Bubble Boy may not be the least promising movie title of all time, but it must surely rank up there among the top five. How else to explain why one of the funniest, smartest comedies of the last ten years is almost unknown to mass audiences?
Bubble Boy sounds like a dumb teen movie. And yet dumb teen movies often are runaway blockbusters. Bubble Boy wasn’t. Maybe the fact that it isn’t a dumb teen movie accounts for its anonymity. And yet look at the cult status achieved by Napoleon Dynamite, the only other comedy with which Bubble Boy compares as the funniest movie of the decade.
Bubble Boy stars Jake Gyllenhaal as a boy who was born with no immunities to fight off diseases and therefore must live inside a controlled environment. It was my incredible luck to happen upon Bubble Boy within ten days of the first time I saw Donnie Darko. Having seen Brokeback Mountain and The Good Girl in the intervening time since then, I must conclude that either Gyllenhaal himself or someone in his employ has the finest sense for a good screenplay in Hollywood today. I’m willing to follow this young actor anywhere until he stumbles a few times in a row. As menacing and malevolent as he could look as Donnie Darko, as Jimmy in this movie he is all wide-eyed innocence.
I said this is a smart comedy. What I mean is that it’s not just a string of easy sight gags at the expense of the Bubble Boy’s unfortunate condition. Yes, there are plenty of those as well. In fact, I still laugh just thinking about Jimmy running in his portable bubble for the first time. I’m laughing right now as I write this. There are many, many sight gags courtesy of the portable bubble and all of them are hilarious and none of them feel mean-spirited.
In fact, I think it is the innocence of this movie that is its secret. The whole concept of making fun of a person unable to experience the world outside of a controlled environment seems wrong; fortunately, that isn’t what this movie does. In fact, if you compare this film with the “serious” portrayal of the same story in The Boy in the Plastic Bubble, an early John Travolta TV movie, you cannot help but come away thinking the comedy makes the boy seem more human.
Part of that credit goes to Gyllenhaal, of course, but the writer and director and co-stars also deserve credit. Because the Bubble Boy isn’t the only person living in a bubble in this film. That is the point, in fact. Jimmy is the only one willing to take the chance to leave his bubble and give himself over to the risk of life. Along the way on his journey to track down the girl that got away, Jimmy comes into contact with a bus ticket salesman who is literally trapped inside a bubble: his ticket office. But Jimmy’s ultra-religious mother also lives in a controlled environment. The members of the Up With People-style singing group/cult live in their own bubble. Dr. Phreak and his freaks on the train live in their own bubble. And if that description isn’t enough to make you want to check this movie, I don’t know what’s wrong with you.

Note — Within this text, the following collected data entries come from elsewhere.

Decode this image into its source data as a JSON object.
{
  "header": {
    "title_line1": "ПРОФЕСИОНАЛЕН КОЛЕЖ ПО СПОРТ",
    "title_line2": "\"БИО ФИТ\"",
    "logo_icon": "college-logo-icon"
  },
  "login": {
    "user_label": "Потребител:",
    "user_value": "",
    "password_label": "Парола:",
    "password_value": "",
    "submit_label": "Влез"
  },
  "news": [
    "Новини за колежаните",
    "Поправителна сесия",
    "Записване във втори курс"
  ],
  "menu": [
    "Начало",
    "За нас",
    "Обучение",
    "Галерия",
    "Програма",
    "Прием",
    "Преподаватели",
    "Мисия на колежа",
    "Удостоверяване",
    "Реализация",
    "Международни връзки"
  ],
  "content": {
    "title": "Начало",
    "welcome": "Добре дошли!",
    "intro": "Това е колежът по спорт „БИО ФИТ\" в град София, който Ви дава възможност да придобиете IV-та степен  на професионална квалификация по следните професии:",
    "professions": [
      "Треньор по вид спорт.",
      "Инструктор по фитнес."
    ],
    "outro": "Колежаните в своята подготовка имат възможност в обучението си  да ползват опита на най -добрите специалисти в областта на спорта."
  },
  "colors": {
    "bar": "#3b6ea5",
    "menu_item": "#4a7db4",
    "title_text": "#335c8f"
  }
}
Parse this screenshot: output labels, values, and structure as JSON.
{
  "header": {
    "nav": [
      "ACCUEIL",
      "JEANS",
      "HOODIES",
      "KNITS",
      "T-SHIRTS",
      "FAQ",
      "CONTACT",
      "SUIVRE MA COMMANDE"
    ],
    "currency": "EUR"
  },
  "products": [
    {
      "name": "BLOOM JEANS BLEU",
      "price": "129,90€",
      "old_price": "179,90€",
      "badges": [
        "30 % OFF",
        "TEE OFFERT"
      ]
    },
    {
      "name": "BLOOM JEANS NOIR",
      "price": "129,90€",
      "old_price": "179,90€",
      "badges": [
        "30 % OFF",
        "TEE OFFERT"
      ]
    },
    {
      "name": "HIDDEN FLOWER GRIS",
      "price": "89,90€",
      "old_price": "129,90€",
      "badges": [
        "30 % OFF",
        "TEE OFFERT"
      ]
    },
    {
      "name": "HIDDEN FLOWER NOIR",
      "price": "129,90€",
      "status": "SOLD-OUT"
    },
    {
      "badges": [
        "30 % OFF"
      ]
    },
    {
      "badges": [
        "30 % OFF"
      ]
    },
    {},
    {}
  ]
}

Swoosie Kurtz is one of the great unsung character actors of all time and this performance is her masterpiece. She plays the Bubble Boy’s mother, all repressed sexuality gone religious nutcase. (Her relationship with Dr. Phreak is, well, unusual). Kurtz’s ability to move from benign spirituality to hardcore Pat Robertsonesque intolerance is priceless. The unexpected juxtapositions of the mother character carries over to the film at large. The plot basically concerns young Jimmy’s chase across the continent to stop the girl he loves from marrying the wrong man. Along the way he comes across a biker, the cult singing group, Dr. Phreak, an Indian selling ice cream and curry from a truck, two old twins and much, much more, including Fabio! The amazing thing is how they all arrive together at the same place and fit perfectly together. It’s like watching one of those complex Seinfeld plots.
There are surprises and twists, of course, and I won’t ruin them here. I will say, however, that you’ll notice that Bubble Boy’s dad doesn’t have a lot of lines. It’s not because he’s mute and it’s not because he has nothing to say. In fact, he has a few lines toward the end of the film and if I were you, I’d turn up the volume and tell everyone else to hush when he speaks. A man of few words, when he does deign to speak, he speaks the truth. The words of advice he gives to Bubble Boy exemplify the theme of this film, a film that does not deserve the relative obscurity it is currently experiencing.
Although not necessarily a family film – there’s one particularly family-challenged sight gag toward the beginning and a few bad words sprinkled throughout – for the most part it can be viewed by older children. Having said that, I must say that around my house a current running gag involves screaming “500 dollas!!!” in increasing volume. Watch the movie to find out why this makes everyone in the room laugh.